One thing that may or may not be relevant is it doesn’t matter what order you do the conditioning in. That is, in theory summarising all available evidence in a prior and then adjusting for the result of a new experiment gives the same posterior as starting with the experiment result then adjusting for all other evidence. Since there’s rarely an objective prior, you should post all the data and let anyone who wants to update their posterior do so. In practice, humans have all kinds of cognitive biases, not to mention they’re generally not great at integration. You should post the data, but you should help your readers out by providing informative and honest summaries of the data. Hypothesis tests can be nice, but graphs are often more useful.

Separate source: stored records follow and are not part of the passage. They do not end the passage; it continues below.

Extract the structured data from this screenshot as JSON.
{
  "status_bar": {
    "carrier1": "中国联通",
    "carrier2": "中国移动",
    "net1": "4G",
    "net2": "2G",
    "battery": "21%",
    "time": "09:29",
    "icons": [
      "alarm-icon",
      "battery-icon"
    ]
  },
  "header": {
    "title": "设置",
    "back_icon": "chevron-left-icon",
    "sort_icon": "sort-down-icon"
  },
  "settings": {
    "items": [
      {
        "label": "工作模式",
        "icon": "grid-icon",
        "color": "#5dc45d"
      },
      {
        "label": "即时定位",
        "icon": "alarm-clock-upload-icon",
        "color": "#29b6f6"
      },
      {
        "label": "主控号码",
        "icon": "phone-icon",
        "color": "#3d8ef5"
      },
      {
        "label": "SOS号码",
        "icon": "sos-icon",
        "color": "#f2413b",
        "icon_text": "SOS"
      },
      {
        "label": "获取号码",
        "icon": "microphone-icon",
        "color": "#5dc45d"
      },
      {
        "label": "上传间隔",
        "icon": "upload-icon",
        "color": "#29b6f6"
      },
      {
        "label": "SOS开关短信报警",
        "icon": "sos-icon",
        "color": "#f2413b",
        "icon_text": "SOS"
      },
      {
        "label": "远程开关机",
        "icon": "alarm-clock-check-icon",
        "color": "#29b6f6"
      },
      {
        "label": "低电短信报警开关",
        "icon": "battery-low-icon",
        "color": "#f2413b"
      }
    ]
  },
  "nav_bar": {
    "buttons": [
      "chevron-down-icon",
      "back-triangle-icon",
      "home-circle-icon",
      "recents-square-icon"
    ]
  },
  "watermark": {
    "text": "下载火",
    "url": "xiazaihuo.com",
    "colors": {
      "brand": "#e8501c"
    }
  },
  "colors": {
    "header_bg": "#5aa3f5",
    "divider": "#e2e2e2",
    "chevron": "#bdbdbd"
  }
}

Out-of-sample validation with 16 data points
November 21st, 2011 § Leave a Comment
It’s worth a try. Let me say that I think it’s a useful thing to do before I start nitpicking: the prediction interval widths are amusing. But:
- If you only allow data prior to an election to be used when fitting a model, you ending using 1948 data to inform parameter estimates a lot, and 2008 data not at all. But if you’re trying to guess how well a model will do in 2012, isn’t this the opposite of what you want?

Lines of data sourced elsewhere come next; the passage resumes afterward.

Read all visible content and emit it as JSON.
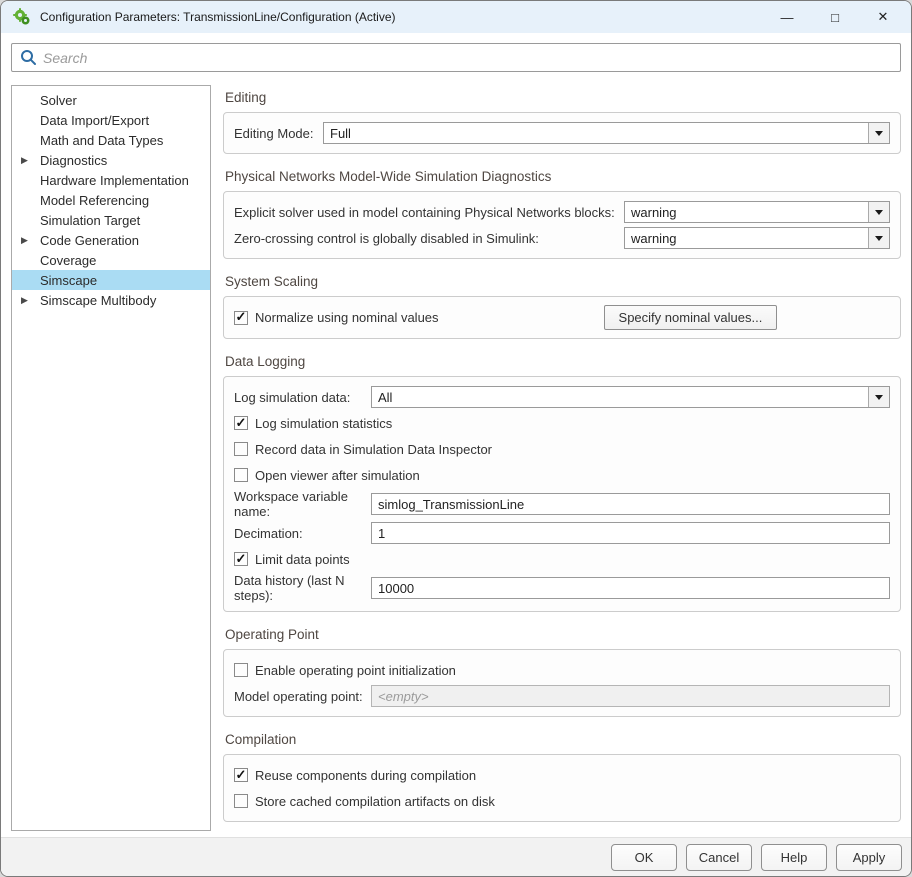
{
  "window": {
    "title": "Configuration Parameters: TransmissionLine/Configuration (Active)",
    "controls": {
      "minimize": "—",
      "maximize": "□",
      "close": "✕"
    }
  },
  "search": {
    "placeholder": "Search"
  },
  "sidebar": {
    "items": [
      {
        "label": "Solver",
        "expandable": false,
        "selected": false
      },
      {
        "label": "Data Import/Export",
        "expandable": false,
        "selected": false
      },
      {
        "label": "Math and Data Types",
        "expandable": false,
        "selected": false
      },
      {
        "label": "Diagnostics",
        "expandable": true,
        "selected": false
      },
      {
        "label": "Hardware Implementation",
        "expandable": false,
        "selected": false
      },
      {
        "label": "Model Referencing",
        "expandable": false,
        "selected": false
      },
      {
        "label": "Simulation Target",
        "expandable": false,
        "selected": false
      },
      {
        "label": "Code Generation",
        "expandable": true,
        "selected": false
      },
      {
        "label": "Coverage",
        "expandable": false,
        "selected": false
      },
      {
        "label": "Simscape",
        "expandable": false,
        "selected": true
      },
      {
        "label": "Simscape Multibody",
        "expandable": true,
        "selected": false
      }
    ]
  },
  "sections": {
    "editing": {
      "title": "Editing",
      "editing_mode_label": "Editing Mode:",
      "editing_mode_value": "Full"
    },
    "diagnostics": {
      "title": "Physical Networks Model-Wide Simulation Diagnostics",
      "explicit_solver_label": "Explicit solver used in model containing Physical Networks blocks:",
      "explicit_solver_value": "warning",
      "zero_crossing_label": "Zero-crossing control is globally disabled in Simulink:",
      "zero_crossing_value": "warning"
    },
    "system_scaling": {
      "title": "System Scaling",
      "normalize_label": "Normalize using nominal values",
      "normalize_checked": true,
      "specify_button_label": "Specify nominal values..."
    },
    "data_logging": {
      "title": "Data Logging",
      "log_data_label": "Log simulation data:",
      "log_data_value": "All",
      "log_stats_label": "Log simulation statistics",
      "log_stats_checked": true,
      "record_sdi_label": "Record data in Simulation Data Inspector",
      "record_sdi_checked": false,
      "open_viewer_label": "Open viewer after simulation",
      "open_viewer_checked": false,
      "workspace_var_label": "Workspace variable name:",
      "workspace_var_value": "simlog_TransmissionLine",
      "decimation_label": "Decimation:",
      "decimation_value": "1",
      "limit_points_label": "Limit data points",
      "limit_points_checked": true,
      "data_history_label": "Data history (last N steps):",
      "data_history_value": "10000"
    },
    "operating_point": {
      "title": "Operating Point",
      "enable_label": "Enable operating point initialization",
      "enable_checked": false,
      "model_op_label": "Model operating point:",
      "model_op_value": "<empty>"
    },
    "compilation": {
      "title": "Compilation",
      "reuse_label": "Reuse components during compilation",
      "reuse_checked": true,
      "store_label": "Store cached compilation artifacts on disk",
      "store_checked": false
    },
    "more_indicator": "..."
  },
  "footer": {
    "ok_label": "OK",
    "cancel_label": "Cancel",
    "help_label": "Help",
    "apply_label": "Apply"
  },
  "colors": {
    "titlebar_bg": "#e7f1fa",
    "selection_bg": "#aadcf3",
    "search_icon_blue": "#2e6da4",
    "heading_text": "#4f4742",
    "app_icon_green": "#63b135"
  },
  "icons": {
    "app": "simulink-gears",
    "search": "magnifier",
    "dropdown": "caret-down",
    "tree_expand": "right-triangle"
  }
}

- Preferring the model with the lowest prediction error isn’t necessarily the right thing to do: it rewards overfitting. All the models are designed after looking at past data. So even the test only allows past data in the estimation, it’s not entirely prospective because the variables have been chosen to give a good fit both in the past and in the future. You could fit a large set of high-order polynomials that give almost no prediction error according to this test, and its prediction for 2012 would be garbage. Parsimony still matters.